In order to help put the market on a solid financial footing his group is asking the Tompkins County Industrial Development Agency (IDA) for a Payment In Lieu Of Taxes (PILOT) agreement, at least during the critical first years of operation.  PILOT agreements do not exempt businesses from paying property taxes, but set property values for a period of time to allow businesses to plan their finances with more stability.

While ventures such as this supermarket are new territory for PILOT agreements in Tompkins County, Sciarabba says that Tompkins County Area Development President Michael Stamm has been encouraging, and notes that another grocery store opening at the location of the former 3rd Street P&C is also applying for a PILOT.

"That's why we need to have the PILOT program from the County," he says.  "Now we're looking at projects at the IDA level, which have a major impact on the community where there's no competition.  So grocery stores make sense."

The group is also trying to leverage the supermarket's success by opening in May to take advantage of tourists, campers, and summer visitors, on top of the high traffic that has been attracted to the Peruville/Triphammer Roads corner with the opening of Crossroads Restaurant and the revamped Xtramart.  To that end, Sciarabba was at last Monday's Planning Board meeting to do what he can to get a building permit by December 1st.  Being able to break ground by that date is critical, he contends.

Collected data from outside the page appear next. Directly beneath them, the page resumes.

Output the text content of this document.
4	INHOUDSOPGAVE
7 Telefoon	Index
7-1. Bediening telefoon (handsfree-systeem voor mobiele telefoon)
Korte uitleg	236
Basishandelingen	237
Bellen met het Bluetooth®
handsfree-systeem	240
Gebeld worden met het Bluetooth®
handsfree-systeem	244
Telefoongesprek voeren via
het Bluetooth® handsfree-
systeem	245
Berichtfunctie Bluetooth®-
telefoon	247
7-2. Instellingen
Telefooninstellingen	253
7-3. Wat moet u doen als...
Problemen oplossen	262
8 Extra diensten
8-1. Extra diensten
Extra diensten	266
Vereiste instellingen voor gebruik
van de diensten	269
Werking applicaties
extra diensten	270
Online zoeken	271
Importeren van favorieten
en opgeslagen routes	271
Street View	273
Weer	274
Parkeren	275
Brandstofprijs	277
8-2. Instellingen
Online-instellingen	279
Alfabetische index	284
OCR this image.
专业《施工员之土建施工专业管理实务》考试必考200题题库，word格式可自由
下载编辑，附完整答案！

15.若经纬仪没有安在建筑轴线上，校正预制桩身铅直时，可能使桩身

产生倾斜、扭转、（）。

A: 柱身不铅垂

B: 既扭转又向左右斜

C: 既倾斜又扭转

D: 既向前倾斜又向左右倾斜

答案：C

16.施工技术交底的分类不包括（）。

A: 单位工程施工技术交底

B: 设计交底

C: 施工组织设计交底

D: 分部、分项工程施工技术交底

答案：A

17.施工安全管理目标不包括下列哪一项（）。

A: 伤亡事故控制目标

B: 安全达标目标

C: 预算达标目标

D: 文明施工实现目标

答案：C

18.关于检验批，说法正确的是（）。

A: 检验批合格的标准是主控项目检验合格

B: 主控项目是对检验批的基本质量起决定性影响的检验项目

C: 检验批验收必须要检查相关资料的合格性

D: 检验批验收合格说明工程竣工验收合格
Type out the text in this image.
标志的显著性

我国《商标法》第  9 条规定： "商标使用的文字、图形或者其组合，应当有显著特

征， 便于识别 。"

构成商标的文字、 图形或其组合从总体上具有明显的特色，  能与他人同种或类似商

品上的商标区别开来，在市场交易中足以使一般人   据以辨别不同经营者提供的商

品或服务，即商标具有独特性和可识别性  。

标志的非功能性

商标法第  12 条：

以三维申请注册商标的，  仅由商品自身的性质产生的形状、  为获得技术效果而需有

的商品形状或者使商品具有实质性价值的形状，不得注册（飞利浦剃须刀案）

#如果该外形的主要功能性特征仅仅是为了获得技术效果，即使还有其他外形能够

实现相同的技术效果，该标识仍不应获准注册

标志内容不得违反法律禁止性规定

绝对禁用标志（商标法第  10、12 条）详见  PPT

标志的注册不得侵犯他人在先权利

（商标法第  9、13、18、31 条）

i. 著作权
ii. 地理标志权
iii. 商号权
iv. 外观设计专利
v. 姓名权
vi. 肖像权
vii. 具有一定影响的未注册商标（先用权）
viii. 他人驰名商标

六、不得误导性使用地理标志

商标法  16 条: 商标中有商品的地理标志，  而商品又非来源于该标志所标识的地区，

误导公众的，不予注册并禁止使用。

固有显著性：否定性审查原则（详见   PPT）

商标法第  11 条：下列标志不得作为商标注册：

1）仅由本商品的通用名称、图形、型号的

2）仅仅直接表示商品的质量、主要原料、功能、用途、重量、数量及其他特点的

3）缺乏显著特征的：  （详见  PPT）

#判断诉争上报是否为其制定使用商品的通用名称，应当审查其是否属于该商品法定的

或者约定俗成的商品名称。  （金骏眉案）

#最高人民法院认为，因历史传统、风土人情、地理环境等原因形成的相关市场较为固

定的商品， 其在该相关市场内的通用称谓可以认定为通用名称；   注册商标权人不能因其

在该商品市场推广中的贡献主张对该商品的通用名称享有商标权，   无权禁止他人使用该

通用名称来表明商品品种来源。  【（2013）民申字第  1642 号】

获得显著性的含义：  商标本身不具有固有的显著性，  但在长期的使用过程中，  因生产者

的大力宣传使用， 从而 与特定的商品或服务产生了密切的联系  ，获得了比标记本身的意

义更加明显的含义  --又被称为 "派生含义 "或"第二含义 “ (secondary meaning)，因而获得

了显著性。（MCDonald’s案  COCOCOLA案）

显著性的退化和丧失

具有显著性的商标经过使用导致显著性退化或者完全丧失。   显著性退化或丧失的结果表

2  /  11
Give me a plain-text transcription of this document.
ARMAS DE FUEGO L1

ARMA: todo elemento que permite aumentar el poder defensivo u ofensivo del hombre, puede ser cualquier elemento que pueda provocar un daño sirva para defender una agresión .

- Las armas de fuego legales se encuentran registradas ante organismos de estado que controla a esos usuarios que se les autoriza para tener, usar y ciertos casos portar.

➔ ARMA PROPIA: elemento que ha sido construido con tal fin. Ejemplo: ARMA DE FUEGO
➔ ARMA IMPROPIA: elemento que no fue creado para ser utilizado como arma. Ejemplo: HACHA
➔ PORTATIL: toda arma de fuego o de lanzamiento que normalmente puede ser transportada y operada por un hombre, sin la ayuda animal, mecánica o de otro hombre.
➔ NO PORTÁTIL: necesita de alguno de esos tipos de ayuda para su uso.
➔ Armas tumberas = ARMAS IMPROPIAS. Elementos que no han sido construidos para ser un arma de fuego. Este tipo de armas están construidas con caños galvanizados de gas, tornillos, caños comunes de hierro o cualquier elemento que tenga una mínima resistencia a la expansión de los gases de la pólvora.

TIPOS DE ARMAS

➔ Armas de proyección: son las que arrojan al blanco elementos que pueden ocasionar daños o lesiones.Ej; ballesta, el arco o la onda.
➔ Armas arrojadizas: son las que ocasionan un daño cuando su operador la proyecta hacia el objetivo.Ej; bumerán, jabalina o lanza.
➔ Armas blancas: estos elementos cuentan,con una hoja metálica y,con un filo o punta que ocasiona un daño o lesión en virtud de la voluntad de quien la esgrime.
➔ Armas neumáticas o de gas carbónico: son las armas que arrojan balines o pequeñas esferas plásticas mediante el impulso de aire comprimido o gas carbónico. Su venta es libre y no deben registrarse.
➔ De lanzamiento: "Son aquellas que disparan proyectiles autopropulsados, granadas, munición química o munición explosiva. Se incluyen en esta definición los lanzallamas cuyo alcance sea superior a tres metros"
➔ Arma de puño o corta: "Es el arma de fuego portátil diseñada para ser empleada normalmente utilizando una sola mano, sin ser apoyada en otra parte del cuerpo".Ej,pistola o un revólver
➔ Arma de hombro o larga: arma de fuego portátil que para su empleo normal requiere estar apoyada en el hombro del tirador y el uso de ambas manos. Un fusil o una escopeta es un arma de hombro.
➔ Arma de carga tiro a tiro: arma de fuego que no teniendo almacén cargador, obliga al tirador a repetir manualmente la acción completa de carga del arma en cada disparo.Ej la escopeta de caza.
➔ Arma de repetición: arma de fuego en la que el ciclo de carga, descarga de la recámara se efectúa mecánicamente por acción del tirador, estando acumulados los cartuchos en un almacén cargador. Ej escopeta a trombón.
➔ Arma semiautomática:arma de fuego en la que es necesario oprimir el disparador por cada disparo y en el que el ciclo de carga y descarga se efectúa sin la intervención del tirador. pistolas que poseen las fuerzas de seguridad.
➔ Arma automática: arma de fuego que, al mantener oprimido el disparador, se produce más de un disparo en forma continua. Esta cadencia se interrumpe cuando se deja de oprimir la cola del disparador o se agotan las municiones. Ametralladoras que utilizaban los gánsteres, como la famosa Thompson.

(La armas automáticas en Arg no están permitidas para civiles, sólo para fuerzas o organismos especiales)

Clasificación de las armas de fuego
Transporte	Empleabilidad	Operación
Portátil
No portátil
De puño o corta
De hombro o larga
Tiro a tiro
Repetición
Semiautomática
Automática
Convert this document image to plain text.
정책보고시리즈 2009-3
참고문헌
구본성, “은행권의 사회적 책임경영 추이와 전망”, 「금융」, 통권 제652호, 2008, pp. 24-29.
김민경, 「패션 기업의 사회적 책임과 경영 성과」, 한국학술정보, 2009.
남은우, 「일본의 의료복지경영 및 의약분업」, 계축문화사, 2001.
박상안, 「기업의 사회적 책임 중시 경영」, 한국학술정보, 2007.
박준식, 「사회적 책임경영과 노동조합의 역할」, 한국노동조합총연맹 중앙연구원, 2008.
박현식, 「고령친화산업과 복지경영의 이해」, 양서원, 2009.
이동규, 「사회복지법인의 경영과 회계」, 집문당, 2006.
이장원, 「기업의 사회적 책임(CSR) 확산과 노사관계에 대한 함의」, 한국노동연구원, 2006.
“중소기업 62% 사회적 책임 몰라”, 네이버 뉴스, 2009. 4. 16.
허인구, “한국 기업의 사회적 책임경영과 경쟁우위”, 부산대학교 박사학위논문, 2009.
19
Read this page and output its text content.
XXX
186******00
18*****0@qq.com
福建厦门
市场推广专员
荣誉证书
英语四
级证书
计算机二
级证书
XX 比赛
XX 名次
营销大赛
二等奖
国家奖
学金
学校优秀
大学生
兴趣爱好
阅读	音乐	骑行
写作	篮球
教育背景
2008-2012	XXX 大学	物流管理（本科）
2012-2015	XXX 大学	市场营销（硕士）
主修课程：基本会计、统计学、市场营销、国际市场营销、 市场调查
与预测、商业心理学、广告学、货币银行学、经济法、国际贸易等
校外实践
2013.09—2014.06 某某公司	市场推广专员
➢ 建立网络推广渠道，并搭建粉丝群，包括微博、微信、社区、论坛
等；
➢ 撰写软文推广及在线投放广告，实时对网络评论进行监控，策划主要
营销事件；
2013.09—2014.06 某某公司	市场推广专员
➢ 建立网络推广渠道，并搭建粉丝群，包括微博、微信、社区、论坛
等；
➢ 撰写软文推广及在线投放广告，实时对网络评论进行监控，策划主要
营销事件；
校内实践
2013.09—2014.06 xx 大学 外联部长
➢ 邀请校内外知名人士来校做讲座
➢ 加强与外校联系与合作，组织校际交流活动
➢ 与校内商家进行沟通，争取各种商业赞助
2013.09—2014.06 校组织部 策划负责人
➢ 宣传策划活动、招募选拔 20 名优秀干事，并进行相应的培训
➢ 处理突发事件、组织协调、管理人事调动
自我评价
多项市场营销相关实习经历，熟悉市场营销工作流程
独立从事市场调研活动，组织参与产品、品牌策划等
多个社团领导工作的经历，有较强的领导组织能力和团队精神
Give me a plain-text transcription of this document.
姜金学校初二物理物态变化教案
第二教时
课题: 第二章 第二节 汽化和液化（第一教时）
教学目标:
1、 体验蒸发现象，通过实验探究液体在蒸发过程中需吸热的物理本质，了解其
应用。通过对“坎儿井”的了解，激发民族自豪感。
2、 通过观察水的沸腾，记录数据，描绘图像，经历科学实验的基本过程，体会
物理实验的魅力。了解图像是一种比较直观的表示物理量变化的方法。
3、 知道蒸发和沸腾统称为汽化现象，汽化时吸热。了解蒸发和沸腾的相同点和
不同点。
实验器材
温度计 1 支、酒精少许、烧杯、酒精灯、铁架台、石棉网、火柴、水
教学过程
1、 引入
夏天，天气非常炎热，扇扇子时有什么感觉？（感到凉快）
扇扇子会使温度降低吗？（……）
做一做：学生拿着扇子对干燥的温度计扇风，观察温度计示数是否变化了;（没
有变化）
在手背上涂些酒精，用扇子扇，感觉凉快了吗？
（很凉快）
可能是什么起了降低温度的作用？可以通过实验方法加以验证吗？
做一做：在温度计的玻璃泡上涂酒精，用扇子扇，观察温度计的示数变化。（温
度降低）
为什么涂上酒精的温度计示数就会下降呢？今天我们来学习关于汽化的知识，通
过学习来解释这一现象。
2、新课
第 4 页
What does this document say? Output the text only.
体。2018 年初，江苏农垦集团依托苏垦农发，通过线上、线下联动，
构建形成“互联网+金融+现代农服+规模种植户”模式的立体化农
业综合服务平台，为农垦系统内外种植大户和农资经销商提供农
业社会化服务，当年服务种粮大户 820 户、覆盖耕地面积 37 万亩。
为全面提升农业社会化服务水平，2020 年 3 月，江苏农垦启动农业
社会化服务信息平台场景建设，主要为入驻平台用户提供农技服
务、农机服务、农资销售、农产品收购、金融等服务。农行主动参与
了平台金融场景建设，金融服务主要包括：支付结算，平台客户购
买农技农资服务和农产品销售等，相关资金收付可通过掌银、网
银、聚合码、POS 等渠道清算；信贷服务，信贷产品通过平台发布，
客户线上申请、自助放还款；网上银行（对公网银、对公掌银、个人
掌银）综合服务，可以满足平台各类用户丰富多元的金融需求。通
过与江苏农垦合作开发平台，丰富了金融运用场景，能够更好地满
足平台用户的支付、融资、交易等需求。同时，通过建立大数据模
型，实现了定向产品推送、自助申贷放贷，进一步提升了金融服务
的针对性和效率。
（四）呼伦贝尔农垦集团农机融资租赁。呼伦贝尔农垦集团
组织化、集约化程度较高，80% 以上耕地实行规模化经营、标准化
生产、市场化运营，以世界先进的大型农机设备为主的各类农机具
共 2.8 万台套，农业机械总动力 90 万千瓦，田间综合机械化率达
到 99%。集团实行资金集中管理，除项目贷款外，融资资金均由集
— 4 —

"We want to get the footers in the ground before the frost comes in.  This way we can work on the building in the winter time," he says.  "For us to open in September is not as good as opening in May.  In May you've got the summer months with campers and everybody else.  It gives us a good shot of business n the summer months."


The grocery store will measure 14,000 square feet, with 12,000 devoted to the retail space and the remaining 2,000 used for deliveries, food preparation rooms, and storage.  Sciarabba estimates that it has about 35% the space that the Lansing Tops has.  Parking lots on two sides will have spaces for 73 cars, and the entrance to the store will be at the corner between the two lots.  Customers will enter from Triphammer Road, while another driveway will facilitate delivery trucks entering on Town Barn Road.

The store will be a full service store that includes a deli, a bakery, a meat department, and a produce area.  It will also will offer prepared take-home meals.  A changeable sign is planned for the entrance to the store that Sciarabba says will be used to promote community and school events.

While Planning Board members raised questions about details, including traffic flow issues, and a request from Lansing Recreational Pathways Committee member Roger Hopkins to plan for safe pedestrian and non-motorized transportation access to the store, they seemed excited about the project as a whole, even scheduling a required public hearing during what would have been a 'work session' meeting to try to help meet Sciarabba's December 1st target.  That hearing is scheduled for October 25th at 7:20 pm in the Town Hall.  Meanwhile Sciarabba said he would work his way down the list of things that must be done in order to qualify for the building permit.

"I think this is the most exciting thing to come to town in a long, long time," said Planning Board chairman Lin Davidson.